Triumph Bonneville T120は1959年に登場した、英国バイクの永遠の象徴。その名はユタ州のボンネビル・ソルトフラッツにちなんでおり、1956年にジョニー・アレンが214mphの速度記録を樹立したことへのオマージュ。並列2気筒の美しいエンジンサウンドと洗練されたデザインは、スティーブ・マックイーンをはじめ世界中のライダーを魅了した。
1959年のマン島TT直前、Triumphのエンジニアはスピードを求める声に応えてキャブレターを2基に増やした特別モデルを急骤製作。これがT120 Bonnevilleの原点。同年のレースで見事な成績を収めた。
スティーブ・マックイーン、クリント・イーストウッド、そしてエルヴィス・プレスリーも愛したというBonneville。特に映画「大脱走」でマックイーンが演じた脱走シーンは映画史に残る名場面となった。

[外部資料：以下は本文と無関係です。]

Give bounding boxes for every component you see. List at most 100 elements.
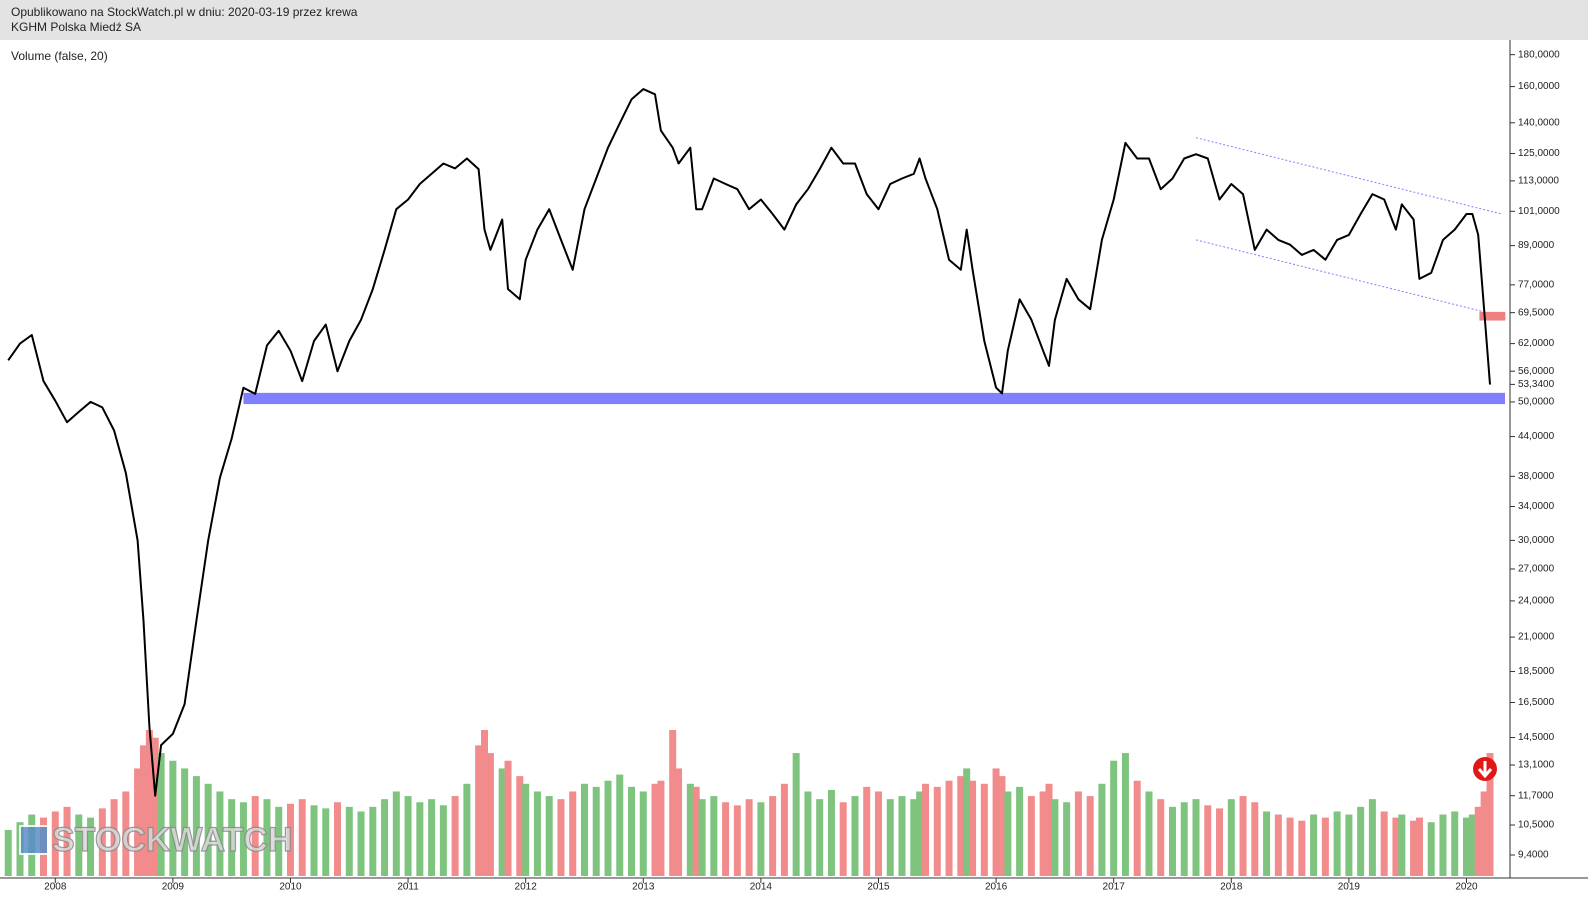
y-tick-label: 77,0000 bbox=[1518, 280, 1555, 291]
volume-bar bbox=[504, 760, 512, 876]
volume-bar bbox=[98, 808, 106, 876]
header-bar bbox=[0, 0, 1588, 40]
volume-bar bbox=[916, 791, 924, 876]
x-tick-label: 2019 bbox=[1338, 882, 1361, 893]
volume-bar bbox=[827, 789, 835, 876]
support-zone bbox=[243, 392, 1506, 405]
volume-bar bbox=[451, 796, 459, 876]
y-tick-label: 53,3400 bbox=[1518, 379, 1555, 390]
volume-bar bbox=[733, 805, 741, 876]
volume-bar bbox=[1263, 811, 1271, 876]
y-tick-label: 140,0000 bbox=[1518, 117, 1560, 128]
price-line bbox=[7, 88, 1491, 797]
volume-bar bbox=[998, 776, 1006, 876]
volume-bar bbox=[145, 730, 153, 876]
volume-bar bbox=[1133, 780, 1141, 876]
volume-bar bbox=[604, 780, 612, 876]
x-tick-label: 2015 bbox=[867, 882, 890, 893]
volume-bar bbox=[1462, 817, 1470, 876]
volume-bar bbox=[357, 811, 365, 876]
volume-bar bbox=[1368, 799, 1376, 876]
volume-bar bbox=[1110, 760, 1118, 876]
volume-bar bbox=[1298, 820, 1306, 876]
volume-bar bbox=[204, 783, 212, 876]
volume-bar bbox=[651, 783, 659, 876]
volume-bar bbox=[1345, 814, 1353, 876]
indicator-label: Volume (false, 20) bbox=[11, 49, 108, 63]
volume-bar bbox=[522, 783, 530, 876]
y-tick-label: 125,0000 bbox=[1518, 148, 1560, 159]
volume-bar bbox=[698, 799, 706, 876]
volume-bar bbox=[122, 791, 130, 876]
y-tick-label: 113,0000 bbox=[1518, 176, 1559, 187]
volume-bar bbox=[710, 796, 718, 876]
volume-bar bbox=[475, 745, 483, 876]
volume-bar bbox=[1251, 802, 1259, 876]
volume-bar bbox=[933, 786, 941, 876]
x-tick-label: 2020 bbox=[1455, 882, 1478, 893]
volume-bar bbox=[669, 730, 677, 876]
y-tick-label: 38,0000 bbox=[1518, 471, 1555, 482]
source-note: Opublikowano na StockWatch.pl w dniu: 20… bbox=[11, 5, 358, 19]
volume-bar bbox=[1045, 783, 1053, 876]
volume-bar bbox=[1027, 796, 1035, 876]
y-tick-label: 27,0000 bbox=[1518, 564, 1555, 575]
volume-bar bbox=[75, 814, 83, 876]
volume-bar bbox=[545, 796, 553, 876]
volume-bar bbox=[580, 783, 588, 876]
price-marker bbox=[1479, 311, 1506, 321]
volume-bar bbox=[1357, 806, 1365, 876]
volume-bar bbox=[957, 776, 965, 876]
y-tick-label: 30,0000 bbox=[1518, 535, 1555, 546]
volume-bar bbox=[181, 768, 189, 876]
volume-bar bbox=[886, 799, 894, 876]
volume-bar bbox=[1098, 783, 1106, 876]
volume-bar bbox=[1321, 817, 1329, 876]
volume-bar bbox=[533, 791, 541, 876]
y-tick-label: 101,0000 bbox=[1518, 206, 1560, 217]
y-tick-label: 21,0000 bbox=[1518, 632, 1555, 643]
volume-bar bbox=[1310, 814, 1318, 876]
y-tick-label: 160,0000 bbox=[1518, 81, 1560, 92]
volume-bar bbox=[298, 799, 306, 876]
y-tick-label: 50,0000 bbox=[1518, 397, 1555, 408]
volume-bar bbox=[592, 786, 600, 876]
volume-bar bbox=[675, 768, 683, 876]
volume-bar bbox=[1439, 814, 1447, 876]
volume-bar bbox=[898, 796, 906, 876]
volume-bar bbox=[839, 802, 847, 876]
y-tick-label: 16,5000 bbox=[1518, 697, 1555, 708]
volume-bar bbox=[151, 737, 159, 876]
volume-bar bbox=[910, 799, 918, 876]
volume-bar bbox=[616, 774, 624, 876]
volume-bar bbox=[239, 802, 247, 876]
alert-icon bbox=[1473, 757, 1497, 781]
volume-bar bbox=[87, 817, 95, 876]
volume-bar bbox=[1286, 817, 1294, 876]
volume-bar bbox=[1274, 814, 1282, 876]
volume-bar bbox=[1063, 802, 1071, 876]
y-tick-label: 69,5000 bbox=[1518, 307, 1555, 318]
volume-bar bbox=[1333, 811, 1341, 876]
volume-bar bbox=[192, 776, 200, 876]
volume-bar bbox=[1468, 814, 1476, 876]
volume-bar bbox=[498, 768, 506, 876]
channel-line bbox=[1195, 239, 1485, 313]
volume-bar bbox=[1145, 791, 1153, 876]
watermark: STOCKWATCH bbox=[19, 820, 293, 860]
volume-bar bbox=[792, 753, 800, 876]
volume-bar bbox=[1180, 802, 1188, 876]
volume-bar bbox=[639, 791, 647, 876]
price-layer bbox=[7, 88, 1506, 797]
x-tick-label: 2014 bbox=[750, 882, 773, 893]
volume-bar bbox=[516, 776, 524, 876]
watermark-icon bbox=[19, 825, 49, 855]
volume-bar bbox=[381, 799, 389, 876]
volume-bar bbox=[334, 802, 342, 876]
y-tick-label: 11,7000 bbox=[1518, 790, 1554, 801]
volume-bar bbox=[369, 806, 377, 876]
y-tick-label: 13,1000 bbox=[1518, 760, 1555, 771]
volume-bar bbox=[345, 806, 353, 876]
x-tick-label: 2018 bbox=[1220, 882, 1243, 893]
y-tick-label: 24,0000 bbox=[1518, 596, 1555, 607]
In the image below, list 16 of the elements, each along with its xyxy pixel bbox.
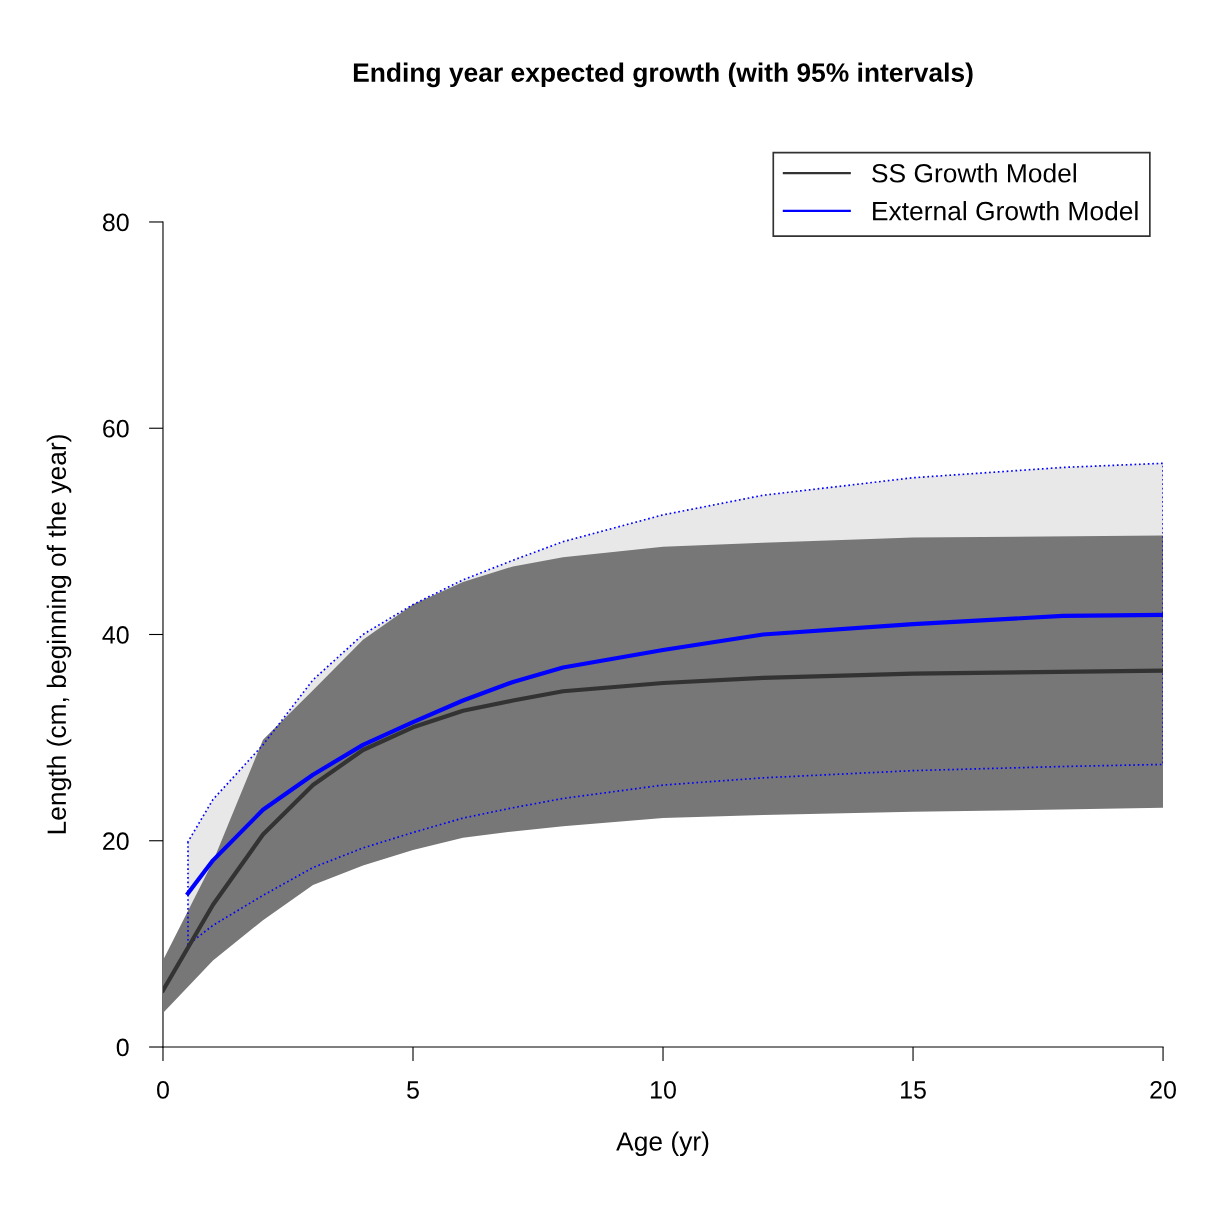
legend-label: SS Growth Model [872, 163, 1076, 183]
legend-label: External Growth Model [873, 201, 1138, 221]
line-series [162, 668, 1164, 993]
x-tick-label: 10 [651, 1081, 676, 1099]
y-tick-label: 0 [116, 1038, 129, 1057]
x-tick-label: 20 [1150, 1081, 1176, 1099]
y-tick-label: 60 [103, 419, 129, 438]
y-tick-label: 40 [102, 626, 129, 644]
x-tick-label: 0 [157, 1081, 169, 1099]
y-tick-label: 20 [103, 832, 129, 851]
x-axis-title: Age (yr) [616, 1131, 709, 1157]
y-axis-title: Length (cm, beginning of the year) [46, 435, 72, 834]
x-tick-label: 5 [407, 1081, 419, 1099]
y-tick-label: 80 [102, 213, 129, 232]
x-tick-label: 15 [901, 1081, 926, 1099]
chart-title: Ending year expected growth (with 95% intervals) [353, 62, 973, 88]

1969年には649ccから724ccに拡大。この時期が多くのファンが「黄金期のボンネビル」と称する時代。海外市場では特に北米での人気が高く、「英国の良心的なバイク」として熱狂的なファンを持った。
現代のBonneville(2001年リバイバル以降)も同じ名前を冠しているが、旧車ファンにとっての「本物のボンネビル」は1970年代前半までのモデル。70年代製の個体は今も世界中の旧車ショーで最も注目される一台。
マン島TT、デイトナ200マイル、各国のエンデュランスレースで活躍。1971年のProductionレースでも優勝を重ね、英国バイクの名誉を守り続けた。
1969〜1972年の英国仕様「ジュビリー」前後の個体が市場で特に高評価。日本への輸出モデルと英国・北米仕様でスペックが異なるため、個体の来歴確認が重要。
クラシックカテゴリの伝説モデル
Historical Context
ロックンロールが世界を席巻し、若者文化の革命が始まった1950〜60年代。スティーブ・マックイーン、エルヴィス・プレスリーが象徴する「クールな男」の時代。英国は戦後復興を遂げながら、植民地の独立という変容を経験していた。「スウィンギング・ロンドン」の時代が始まろうとしていた。
英国車全盛時代の頂点と終焉を同時に生きたモデル。Triumph、Norton、BSAがバイク市場を支配していた最後の黄金期。しかし1969年のHonda CB750 Fourの登場が、英国バイク時代の終わりを告げるカウントダウンを始めた。
1963年公開の映画「大脱走」でスティーブ・マックイーンが演じた脱走シーンは映画史の宝。Bonnevilleはバイクという機械を「男のロマン」に昇華させた最初のマシンの一つ。現代でもオールドバイクの文脈で「英国らしさ」の象徴として語られる。